His words were the clearest articulation yet of Israel’s plans in Lebanon, going far beyond the “limited and targeted ground operations” announced by the Israeli military earlier this month.
Lebanon, meanwhile, took steps to undercut Tehran’s influence in the country and its support for Hezbollah. In a statement released on X on Tuesday, Lebanese Foreign Minister Youssef Raggi said the government was expelling Iranian Ambassador Mohammad Reza Shibani and declared him persona non grata. He gave Shibani until Sunday to leave the country.
Hezbollah condemned the move and called it a “grave national and strategic mistake.” Political figures aligned with the group also issued public statements urging the Iranian ambassador to ignore the decision.
In Washington, Trump said he would like to find a resolution that would avoid further casualties and damage to critical infrastructure in the region.
“If we can end this without more lives being down, without knocking out $10-billion electric plants that are brand new and the apple of their eye, I’d like to be able to do that,” he said. “But they can’t have certain things.”
Defense Secretary Pete Hegseth, meanwhile, told reporters that he would rather “negotiate with bombs.”
“The president has made it clear that you will not have a nuclear weapon.
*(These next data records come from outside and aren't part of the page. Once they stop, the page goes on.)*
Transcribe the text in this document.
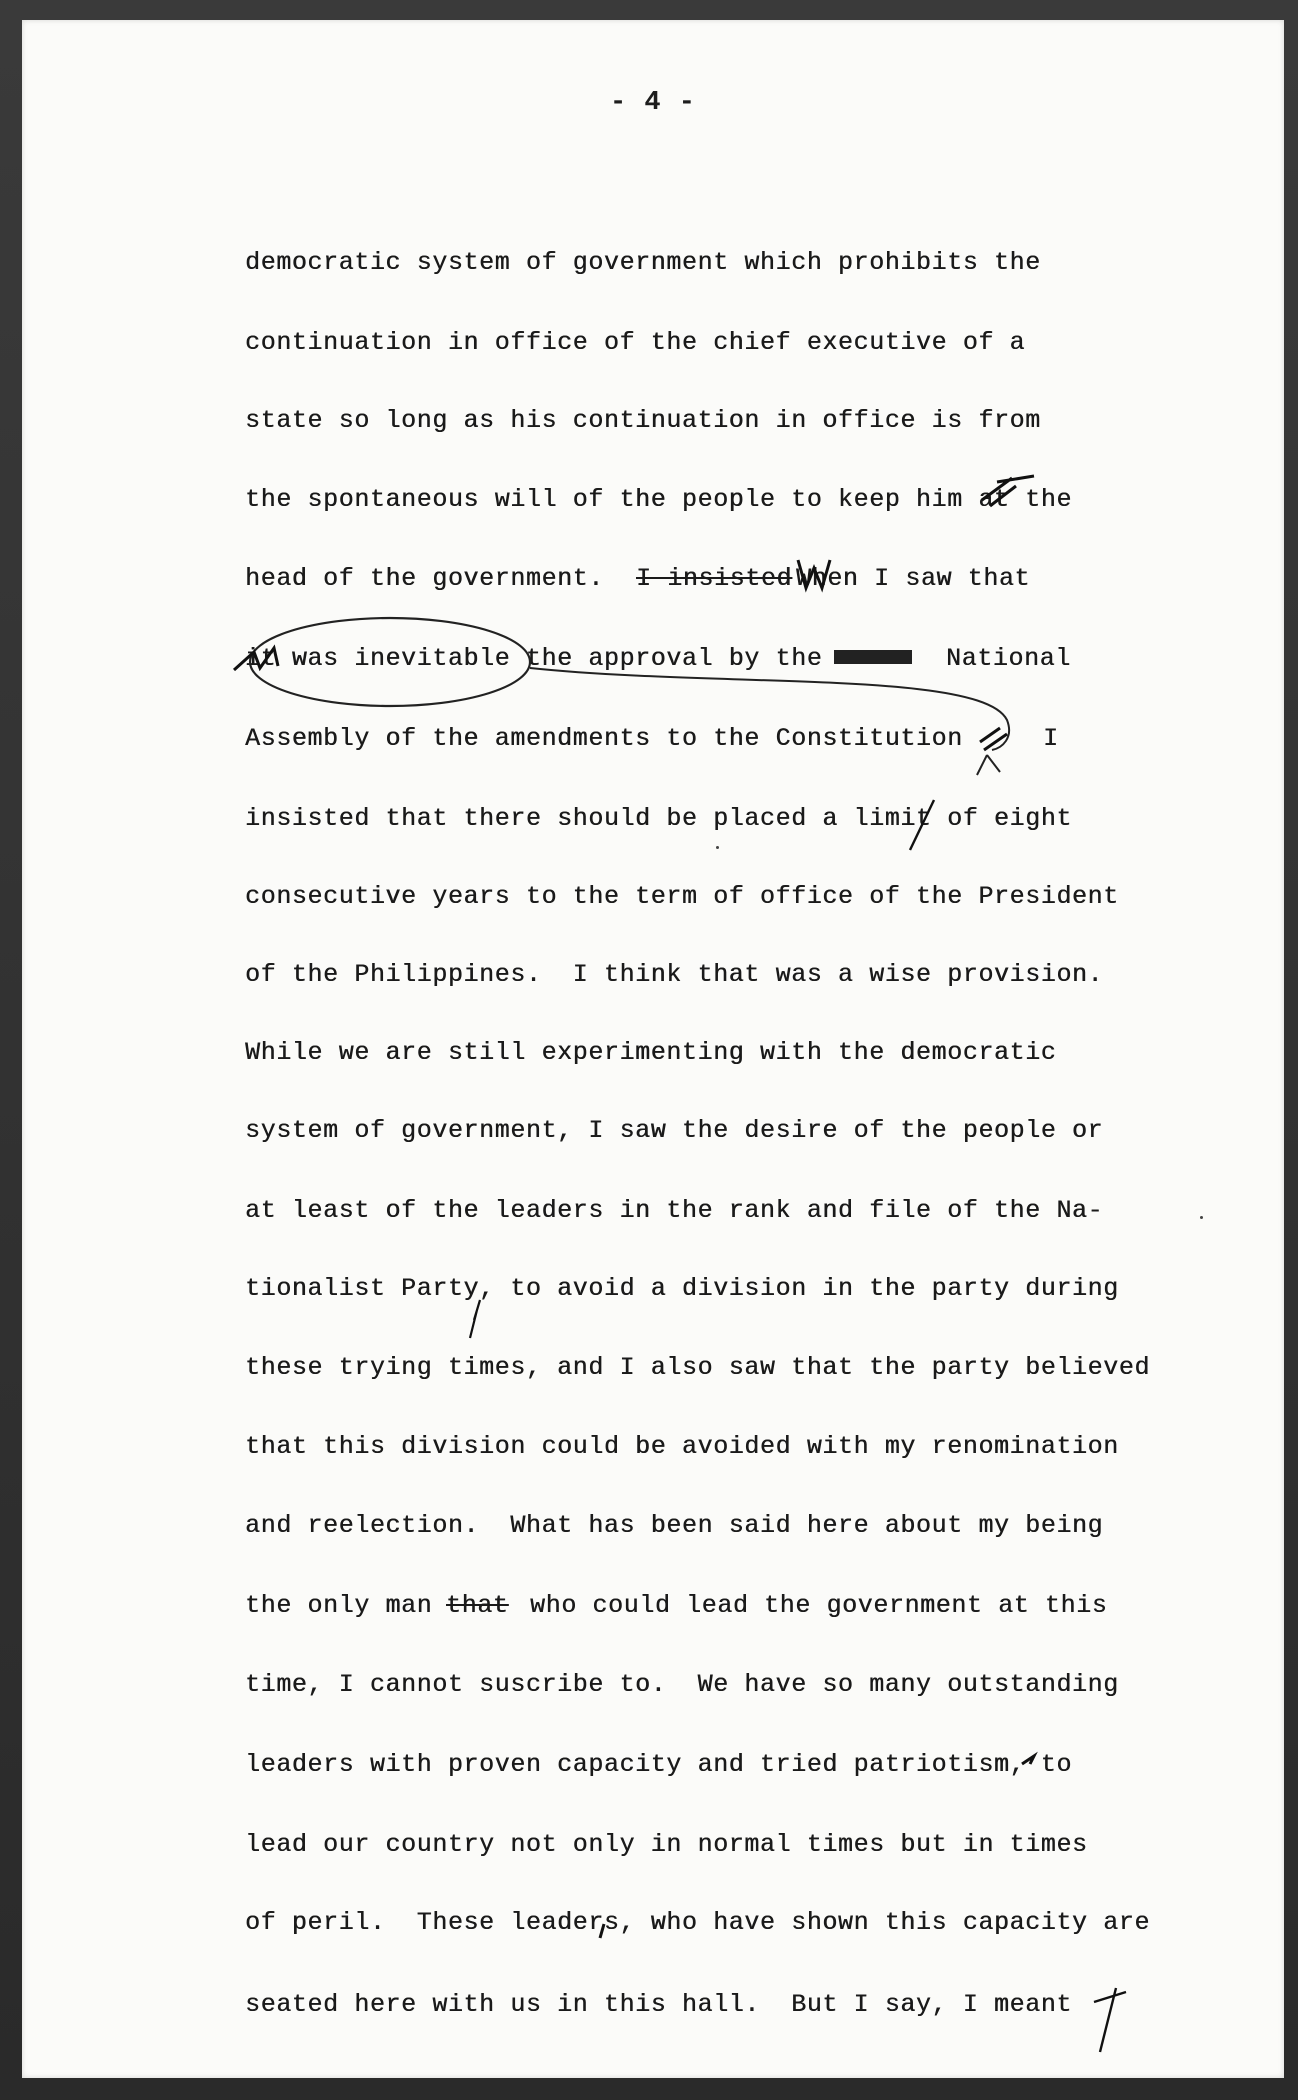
- 4 -
democratic system of government which prohibits the
continuation in office of the chief executive of a
state so long as his continuation in office is from
the spontaneous will of the people to keep him at the
head of the government. I insisted When I saw that
it was inevitable the approval by the	National
Assembly of the amendments to the Constitution	I
insisted that there should be placed a limit of eight
consecutive years to the term of office of the President
of the Philippines.  I think that was a wise provision.
While we are still experimenting with the democratic
system of government, I saw the desire of the people or
at least of the leaders in the rank and file of the Na-
tionalist Party, to avoid a division in the party during
these trying times, and I also saw that the party believed
that this division could be avoided with my renomination
and reelection.  What has been said here about my being
the only man that who could lead the government at this
time, I cannot suscribe to.  We have so many outstanding
leaders with proven capacity and tried patriotism, to
lead our country not only in normal times but in times
of peril.  These leaders, who have shown this capacity are
seated here with us in this hall.  But I say, I meant
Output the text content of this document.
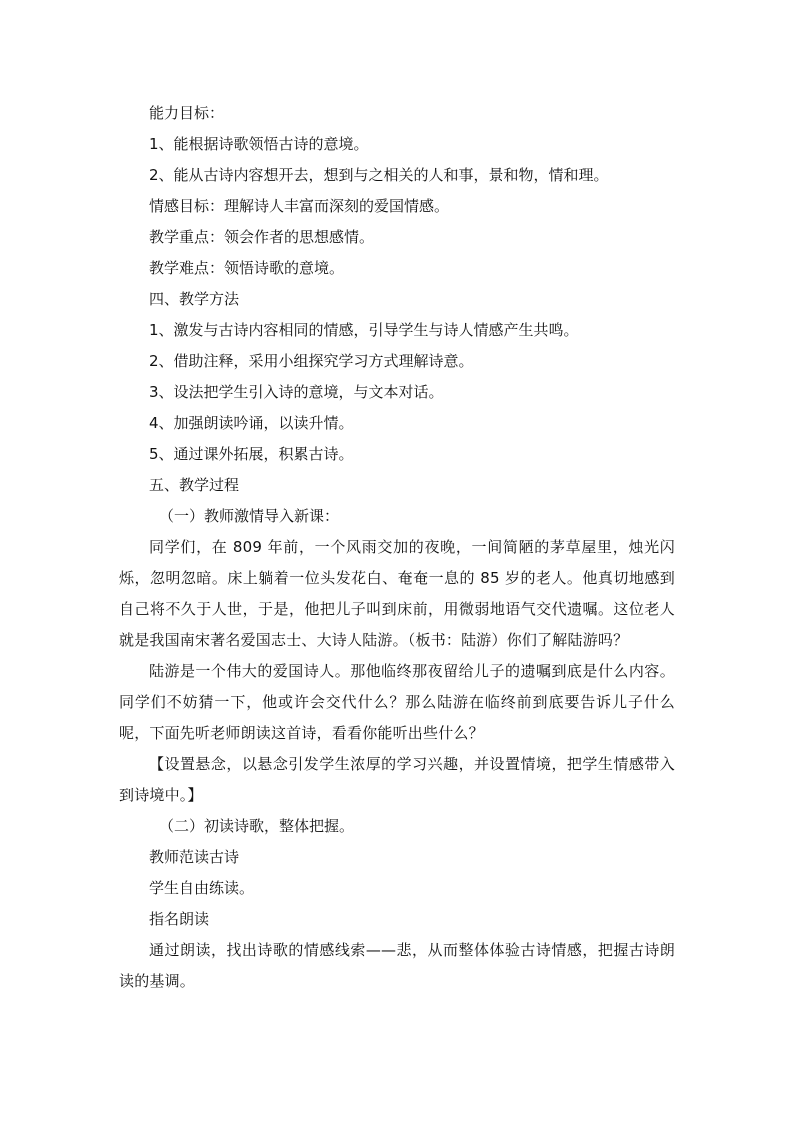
能力目标：

1、能根据诗歌领悟古诗的意境。

2、能从古诗内容想开去，想到与之相关的人和事，景和物，情和理。

情感目标：理解诗人丰富而深刻的爱国情感。

教学重点：领会作者的思想感情。

教学难点：领悟诗歌的意境。

四、教学方法

1、激发与古诗内容相同的情感，引导学生与诗人情感产生共鸣。

2、借助注释，采用小组探究学习方式理解诗意。

3、设法把学生引入诗的意境，与文本对话。

4、加强朗读吟诵，以读升情。

5、通过课外拓展，积累古诗。

五、教学过程

（一）教师激情导入新课：

同学们，在 809 年前，一个风雨交加的夜晚，一间简陋的茅草屋里，烛光闪烁，忽明忽暗。床上躺着一位头发花白、奄奄一息的 85 岁的老人。他真切地感到自己将不久于人世，于是，他把儿子叫到床前，用微弱地语气交代遗嘱。这位老人就是我国南宋著名爱国志士、大诗人陆游。（板书：陆游）你们了解陆游吗？

陆游是一个伟大的爱国诗人。那他临终那夜留给儿子的遗嘱到底是什么内容。同学们不妨猜一下，他或许会交代什么？那么陆游在临终前到底要告诉儿子什么呢，下面先听老师朗读这首诗，看看你能听出些什么？

【设置悬念，以悬念引发学生浓厚的学习兴趣，并设置情境，把学生情感带入到诗境中。】

（二）初读诗歌，整体把握。

教师范读古诗

学生自由练读。

指名朗读

通过朗读，找出诗歌的情感线索——悲，从而整体体验古诗情感，把握古诗朗读的基调。
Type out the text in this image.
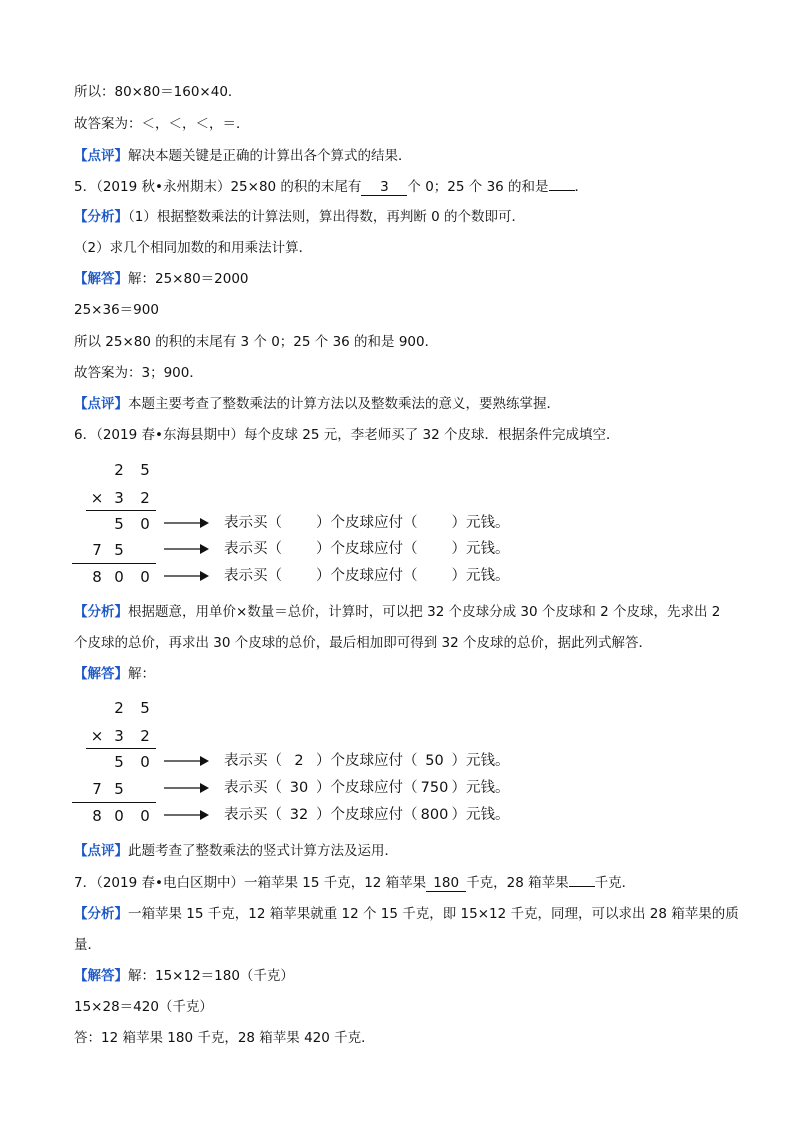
所以：80×80＝160×40．
故答案为：＜，＜，＜，＝．
【点评】解决本题关键是正确的计算出各个算式的结果．
5．（2019 秋•永州期末）25×80 的积的末尾有 3 个 0；25 个 36 的和是 ．
【分析】（1）根据整数乘法的计算法则，算出得数，再判断 0 的个数即可．
（2）求几个相同加数的和用乘法计算．
【解答】解：25×80＝2000
25×36＝900
所以 25×80 的积的末尾有 3 个 0；25 个 36 的和是 900．
故答案为：3；900．
【点评】本题主要考查了整数乘法的计算方法以及整数乘法的意义，要熟练掌握．
6．（2019 春•东海县期中）每个皮球 25 元，李老师买了 32 个皮球．根据条件完成填空．
2 5
× 3 2
5 0
7 5
8 0 0
表示买（ ）个皮球应付（ ）元钱。
表示买（ ）个皮球应付（ ）元钱。
表示买（ ）个皮球应付（ ）元钱。
【分析】根据题意，用单价×数量＝总价，计算时，可以把 32 个皮球分成 30 个皮球和 2 个皮球，先求出 2
个皮球的总价，再求出 30 个皮球的总价，最后相加即可得到 32 个皮球的总价，据此列式解答．
【解答】解：
2 5
× 3 2
5 0
7 5
8 0 0
表示买（ 2 ）个皮球应付（ 50 ）元钱。
表示买（ 30 ）个皮球应付（ 750 ）元钱。
表示买（ 32 ）个皮球应付（ 800 ）元钱。
【点评】此题考查了整数乘法的竖式计算方法及运用．
7．（2019 春•电白区期中）一箱苹果 15 千克，12 箱苹果 180 千克，28 箱苹果 千克．
【分析】一箱苹果 15 千克，12 箱苹果就重 12 个 15 千克，即 15×12 千克，同理，可以求出 28 箱苹果的质
量．
【解答】解：15×12＝180（千克）
15×28＝420（千克）
答：12 箱苹果 180 千克，28 箱苹果 420 千克．
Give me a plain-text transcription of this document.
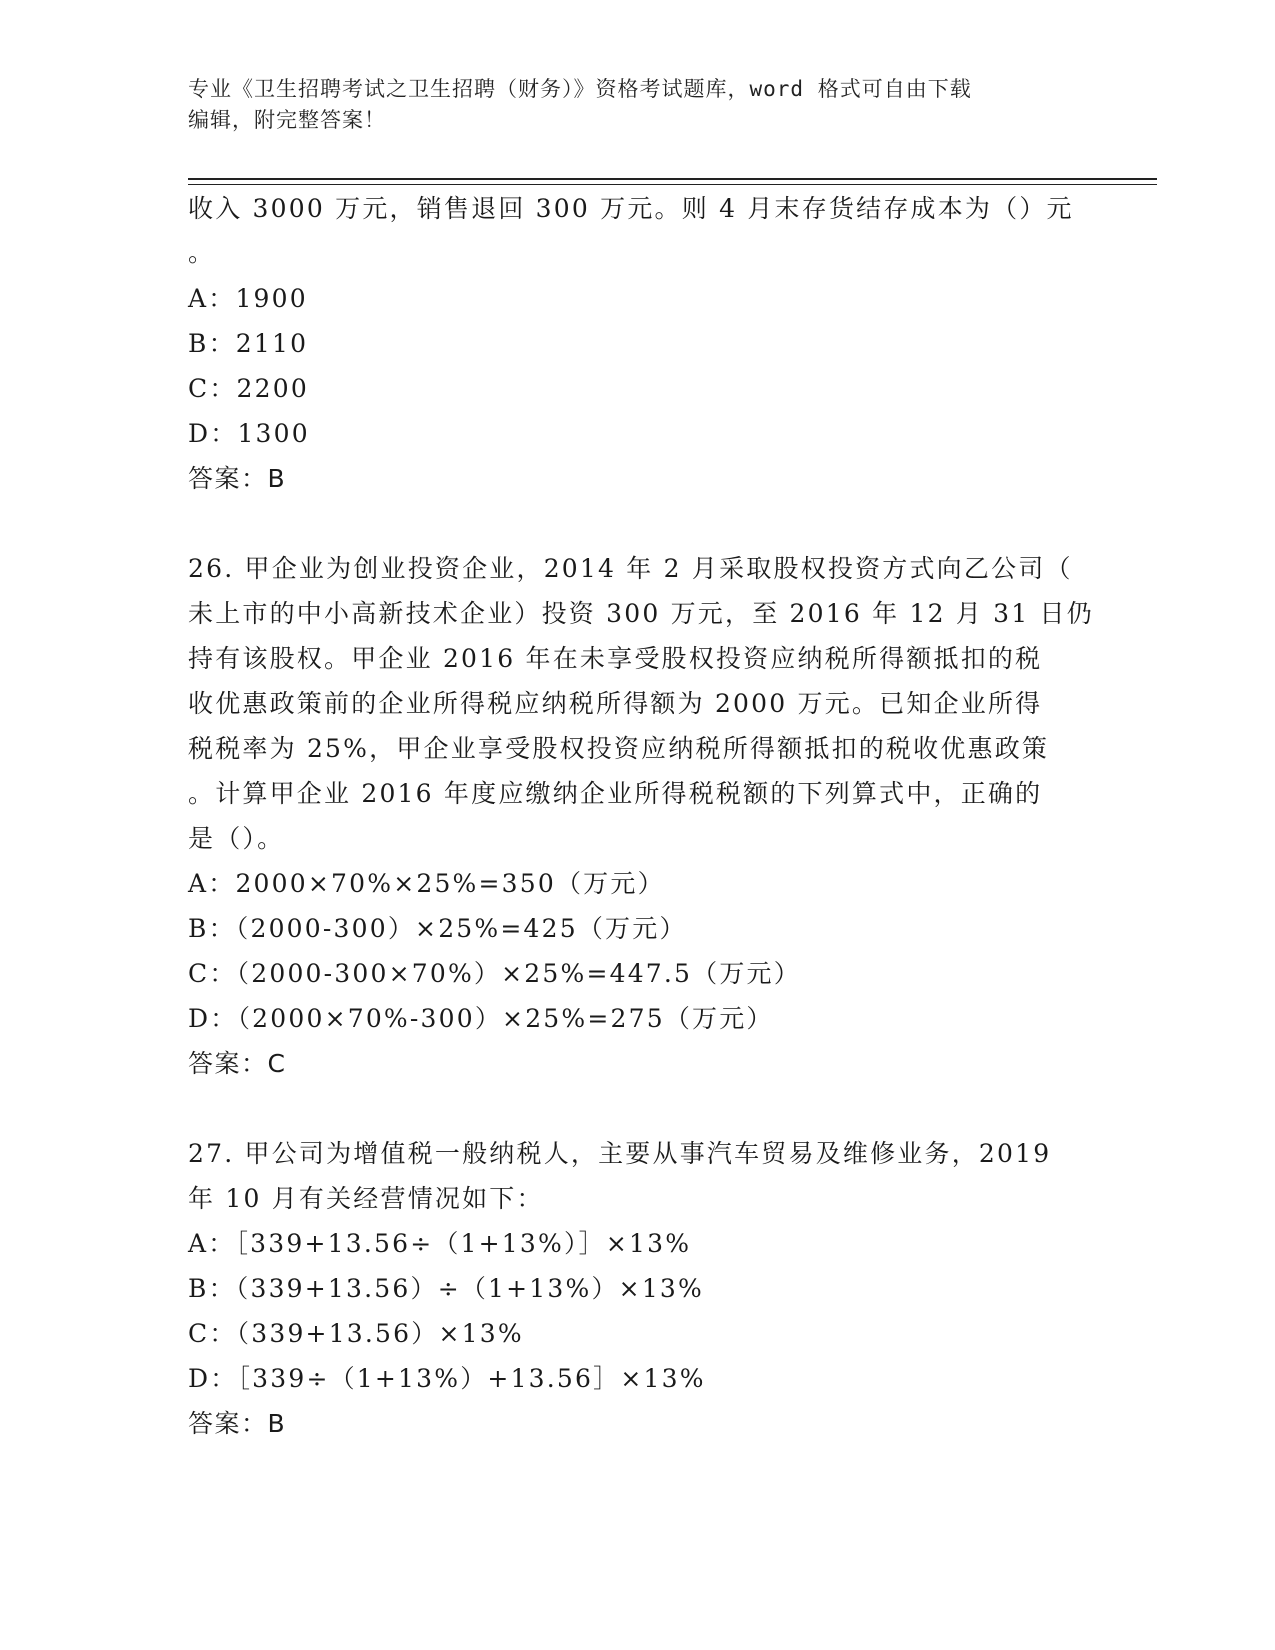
专业《卫生招聘考试之卫生招聘（财务）》资格考试题库，word 格式可自由下载
编辑，附完整答案！
收入 3000 万元，销售退回 300 万元。则 4 月末存货结存成本为（）元
。
A：1900
B：2110
C：2200
D：1300
答案：B
26. 甲企业为创业投资企业，2014 年 2 月采取股权投资方式向乙公司（
未上市的中小高新技术企业）投资 300 万元，至 2016 年 12 月 31 日仍
持有该股权。甲企业 2016 年在未享受股权投资应纳税所得额抵扣的税
收优惠政策前的企业所得税应纳税所得额为 2000 万元。已知企业所得
税税率为 25%，甲企业享受股权投资应纳税所得额抵扣的税收优惠政策
。计算甲企业 2016 年度应缴纳企业所得税税额的下列算式中，正确的
是（）。
A：2000×70%×25%=350（万元）
B：（2000-300）×25%=425（万元）
C：（2000-300×70%）×25%=447.5（万元）
D：（2000×70%-300）×25%=275（万元）
答案：C
27. 甲公司为增值税一般纳税人，主要从事汽车贸易及维修业务，2019
年 10 月有关经营情况如下：
A：［339+13.56÷（1+13%）］×13%
B：（339+13.56）÷（1+13%）×13%
C：（339+13.56）×13%
D：［339÷（1+13%）+13.56］×13%
答案：B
The War Department agrees,” Hegseth said. “Our job is to ensure that, and so we’re keeping our hand on that throttle, as long and as hard as is necessary to ensure the interests of the United States of America are achieved on that battlefield.”
His comments came as thousands of U.S. Marines were on their way to the region, raising speculation that the U.S. may try to seize Kharg Island, which is vital to Iran’s oil network. The U.S. bombed the Persian Gulf island more than a week ago, hitting its defenses but saying it had left oil infrastructure intact.
The Pentagon declined to comment on the deployment.
Ceballos and Quinton reported from Washington. Times staff writer Nabih Bulos in Beirut contributed to this report.